Going back as far as at least the 1400s, words like “hollo” and “holla” were used in England. A speaker shouted them out when they needed to get attention fast, sort of like, “Hey everybody, look at this!” Like many very old English words, hollo has its roots in an Old German word, holon, which technically means “to fetch,” but was most used to hail a ferryman. In England and English, its use remained the same well into the 1800s: as a call of urgency.

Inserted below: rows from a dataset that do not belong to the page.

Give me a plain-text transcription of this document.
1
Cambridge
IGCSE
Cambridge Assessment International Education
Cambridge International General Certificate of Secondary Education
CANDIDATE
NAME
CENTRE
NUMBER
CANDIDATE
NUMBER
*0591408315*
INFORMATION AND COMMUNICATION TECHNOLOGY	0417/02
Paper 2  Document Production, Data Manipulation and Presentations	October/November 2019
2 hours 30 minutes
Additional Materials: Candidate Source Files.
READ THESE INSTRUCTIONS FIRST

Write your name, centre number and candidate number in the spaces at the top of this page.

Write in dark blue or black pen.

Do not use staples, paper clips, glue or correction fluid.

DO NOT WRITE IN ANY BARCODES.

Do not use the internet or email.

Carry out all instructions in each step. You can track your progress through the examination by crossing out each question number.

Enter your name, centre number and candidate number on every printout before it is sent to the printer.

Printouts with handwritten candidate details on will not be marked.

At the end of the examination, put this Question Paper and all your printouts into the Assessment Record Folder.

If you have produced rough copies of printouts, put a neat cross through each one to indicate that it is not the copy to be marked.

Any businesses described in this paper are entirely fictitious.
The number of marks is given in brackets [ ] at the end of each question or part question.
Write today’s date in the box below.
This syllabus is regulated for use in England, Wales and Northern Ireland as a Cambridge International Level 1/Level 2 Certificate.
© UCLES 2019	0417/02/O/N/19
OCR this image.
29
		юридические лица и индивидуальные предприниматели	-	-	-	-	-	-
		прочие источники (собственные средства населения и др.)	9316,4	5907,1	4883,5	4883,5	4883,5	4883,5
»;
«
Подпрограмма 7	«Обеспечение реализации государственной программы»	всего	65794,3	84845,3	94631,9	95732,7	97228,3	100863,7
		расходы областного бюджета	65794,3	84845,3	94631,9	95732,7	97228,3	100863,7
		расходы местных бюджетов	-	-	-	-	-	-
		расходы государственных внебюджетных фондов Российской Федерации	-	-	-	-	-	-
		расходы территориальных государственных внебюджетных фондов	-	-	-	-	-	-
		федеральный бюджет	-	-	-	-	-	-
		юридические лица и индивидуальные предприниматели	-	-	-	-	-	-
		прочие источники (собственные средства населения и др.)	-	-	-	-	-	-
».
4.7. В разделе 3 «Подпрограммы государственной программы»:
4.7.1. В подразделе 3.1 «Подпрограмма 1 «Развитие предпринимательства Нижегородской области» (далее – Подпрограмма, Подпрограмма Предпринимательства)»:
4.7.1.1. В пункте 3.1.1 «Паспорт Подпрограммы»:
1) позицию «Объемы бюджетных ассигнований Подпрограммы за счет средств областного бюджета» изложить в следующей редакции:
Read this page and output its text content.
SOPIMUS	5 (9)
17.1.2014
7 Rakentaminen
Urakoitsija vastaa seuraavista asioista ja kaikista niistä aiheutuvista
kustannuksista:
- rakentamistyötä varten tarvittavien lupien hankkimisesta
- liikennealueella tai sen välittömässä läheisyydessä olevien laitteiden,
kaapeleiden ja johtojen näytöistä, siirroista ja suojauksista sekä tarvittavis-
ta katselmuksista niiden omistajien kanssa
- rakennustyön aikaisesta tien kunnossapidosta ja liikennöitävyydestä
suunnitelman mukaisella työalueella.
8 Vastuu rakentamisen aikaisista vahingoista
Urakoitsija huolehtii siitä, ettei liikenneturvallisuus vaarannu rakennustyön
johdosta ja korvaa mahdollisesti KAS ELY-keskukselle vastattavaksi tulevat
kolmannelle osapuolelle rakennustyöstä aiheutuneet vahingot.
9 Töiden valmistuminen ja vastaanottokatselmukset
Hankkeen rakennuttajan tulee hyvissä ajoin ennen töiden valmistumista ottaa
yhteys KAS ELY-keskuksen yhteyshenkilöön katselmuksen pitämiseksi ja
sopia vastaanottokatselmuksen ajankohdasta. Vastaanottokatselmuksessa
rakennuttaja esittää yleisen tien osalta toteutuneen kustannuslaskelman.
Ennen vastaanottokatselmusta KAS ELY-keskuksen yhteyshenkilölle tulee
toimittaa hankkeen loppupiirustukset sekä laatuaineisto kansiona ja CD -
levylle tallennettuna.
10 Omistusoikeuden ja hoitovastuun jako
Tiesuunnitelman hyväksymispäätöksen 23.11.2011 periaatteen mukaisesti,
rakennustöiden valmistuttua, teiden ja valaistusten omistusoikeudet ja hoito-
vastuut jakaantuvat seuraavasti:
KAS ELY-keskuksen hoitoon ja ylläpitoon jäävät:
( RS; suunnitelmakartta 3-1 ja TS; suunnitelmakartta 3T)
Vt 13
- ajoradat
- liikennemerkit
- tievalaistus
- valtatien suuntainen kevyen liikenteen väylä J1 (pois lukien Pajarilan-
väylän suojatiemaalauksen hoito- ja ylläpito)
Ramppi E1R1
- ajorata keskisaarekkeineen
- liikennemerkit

But by then, it had evolved into “hullo,” and in American English into “hello.” It only took off in popularity as a casual greeting when it became the most common way to introduce oneself at the beginning of conservations held via that new to the late 1800s invention: the telephone. (It beats telephone inventor Alexander Graham Bell’s suggestion of “ahoy.”)
Around the same time that hello was becoming a common American greeting, “hi” appeared, too. Its origin and development were completely separate from that of hello, but it’s a similar story. As “hollo” meant “hey!” “hi” was actually a corruption of “hey!” Its first printed use occurred in 1862.
Most commonly associated with the South, particularly Texas, or friendly cowboys, “howdy” is a casual, friendly greeting. Indeed, it made its first appearance in written form in the mid-19th century as an example word of the Southern dialect. But it’s actually a version of another, older phrase. It’s a shortening, or contraction from “How do ye?” a greeting used by Scottish and Irish immigrants who’d settled in the U.S., particularly in the South and West. That phrase is, in turn, a shortening of the more formal “how do you do?” In other words, “how do you do?” became “how do ye?” and in a Scottish brogue, over time, that became “howdy.”